Normalized soluble marker levels were+1 (to avoid zero as possible outcome), log2-transformed. Data was visualised and modelled using R (R Core Team, 2023), RStudio (Posit Team, 2023) and packages (R Core Team, 2023), ggplot2 (Wickham H, 2016), ggdendro (De Vries A, Ripley BD, 2022), mixOmics (Rohart F, Gautier B, Singh A, Le Cao K-A, 2017), caret (Kuhn M, 2008), glmnet (Friedman J, Tibshirani R, Hastie T, 2010), psych (Revelle W, 2023), pROC (Robin X, Turck N et al., 2011), ggpubr (Kassambara A, 2023) and GLMMadaptive (Rizopoulos D, 2023). Statistical testing comparing medians of two groups was performed using MannWhitney U. In addition, for analysis of differential soluble analyte levels between disease outcome groups and healthy controls or between waves MannWhitney U was performed and p values were adjusted for multiple testing by BenjaminiHochberg correction. The heatmap is clustered row-wise based on complete-linkage hierarchical clustering. Supervised dimensionality reduction was carried out using partial least squares-discriminant analysis (PLS-DA), separating disease outcome groups and correlation analyses were performed using Spearmans Rank and BenjaminiHochberg correction was performed on p-values.
For identification of the best-classifying soluble analyte signatures-profiles to model outcome (fatal outcome yes or no), ICU admission, high maximum disease severity and time to disease recovery at the earliest available time point (closest to hospital admission), logistic regression with lasso regularisation was performed. Leave-one-out cross-validation and train-test split (training set=70%, test set=30% of dataset) were used to assess the performance of the trained regression models. The classifying performance was further assessed by evaluating sensitivity, specificity, receiver operating characteristic (ROC) curve and area under the ROC curve (AUC).
The progression over time of each soluble analyte was modelled using linear mixed effects models for the total cohort. Linear mixed models are an extension of the simple linear regression models when multiple measurements on the same subject are collected and use random effects to capture the serial correlation. Wave of sample collection was included as confounder into the model. To enhance comparability of the patients and stages of the disease process the number of days since disease onset was used for the timing of the samples within each patient. The non-linear progression over time was captured using natural cubic splines. To compare the progression between the different outcome groups the main effect and the interaction term between the days since disease onset and the outcome groups was added in the model. Similarly to explore association of each soluble analyte with the disease severity the main effect and the interaction term between the days since disease onset and disease severity was added in the model. For soluble analytes with values outside the limits of detection, the truncated normal distribution was used. Finally to capture the serial correlation random intercept and random slope terms were used.

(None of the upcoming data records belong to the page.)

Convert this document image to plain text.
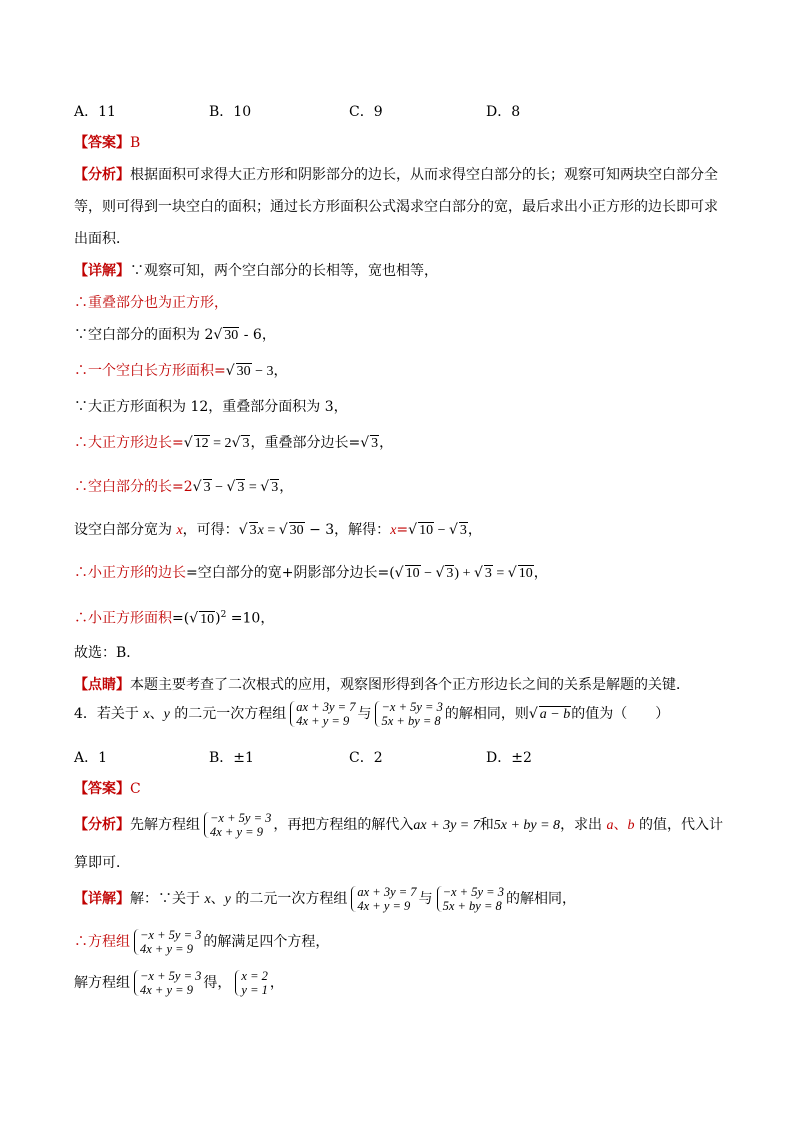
A．11	B．10	C．9	D．8
【答案】B
【分析】根据面积可求得大正方形和阴影部分的边长，从而求得空白部分的长；观察可知两块空白部分全
等，则可得到一块空白的面积；通过长方形面积公式渴求空白部分的宽，最后求出小正方形的边长即可求
出面积．
【详解】∵观察可知，两个空白部分的长相等，宽也相等，
∴重叠部分也为正方形，
∵空白部分的面积为 2√ 30 - 6，
∴一个空白长方形面积=√ 30 − 3，
∵大正方形面积为 12，重叠部分面积为 3，
∴大正方形边长=√ 12 = 2√ 3，重叠部分边长=√ 3，
∴空白部分的长=2√ 3 − √ 3 = √ 3，
设空白部分宽为 x，可得：√ 3x = √ 30 − 3，解得：x=√ 10 − √ 3，
∴小正方形的边长=空白部分的宽+阴影部分边长=(√ 10 − √ 3) + √ 3 = √ 10，
∴小正方形面积=(√ 10)$^2$ =10，
故选：B．
【点睛】本题主要考查了二次根式的应用，观察图形得到各个正方形边长之间的关系是解题的关键．
4．若关于 x、y 的二元一次方程组 ax + 3y = 7
4x + y = 9 与 −x + 5y = 3
5x + by = 8 的解相同，则√ a − b的值为（　　）
A．1	B．±1	C．2	D．±2
【答案】C
【分析】先解方程组 −x + 5y = 3
4x + y = 9 ，再把方程组的解代入ax + 3y = 7和5x + by = 8，求出 a、b 的值，代入计
算即可．
【详解】解：∵关于 x、y 的二元一次方程组 ax + 3y = 7
4x + y = 9 与 −x + 5y = 3
5x + by = 8 的解相同，
∴方程组 −x + 5y = 3
4x + y = 9 的解满足四个方程，
解方程组 −x + 5y = 3
4x + y = 9 得， x = 2
y = 1 ，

Pathway analyses for exploratory purpose were performed in Ingenuity Pathway Analysis (Qiagen, Germany) with input of 40 significantly different analytes in a core analysis with the Ingenuity Knowledge database as reference set. The 40 significant analytes were selected based on the association between circulating levels and daily SCODA severity-score tested over time to identify different mean progressions during follow up.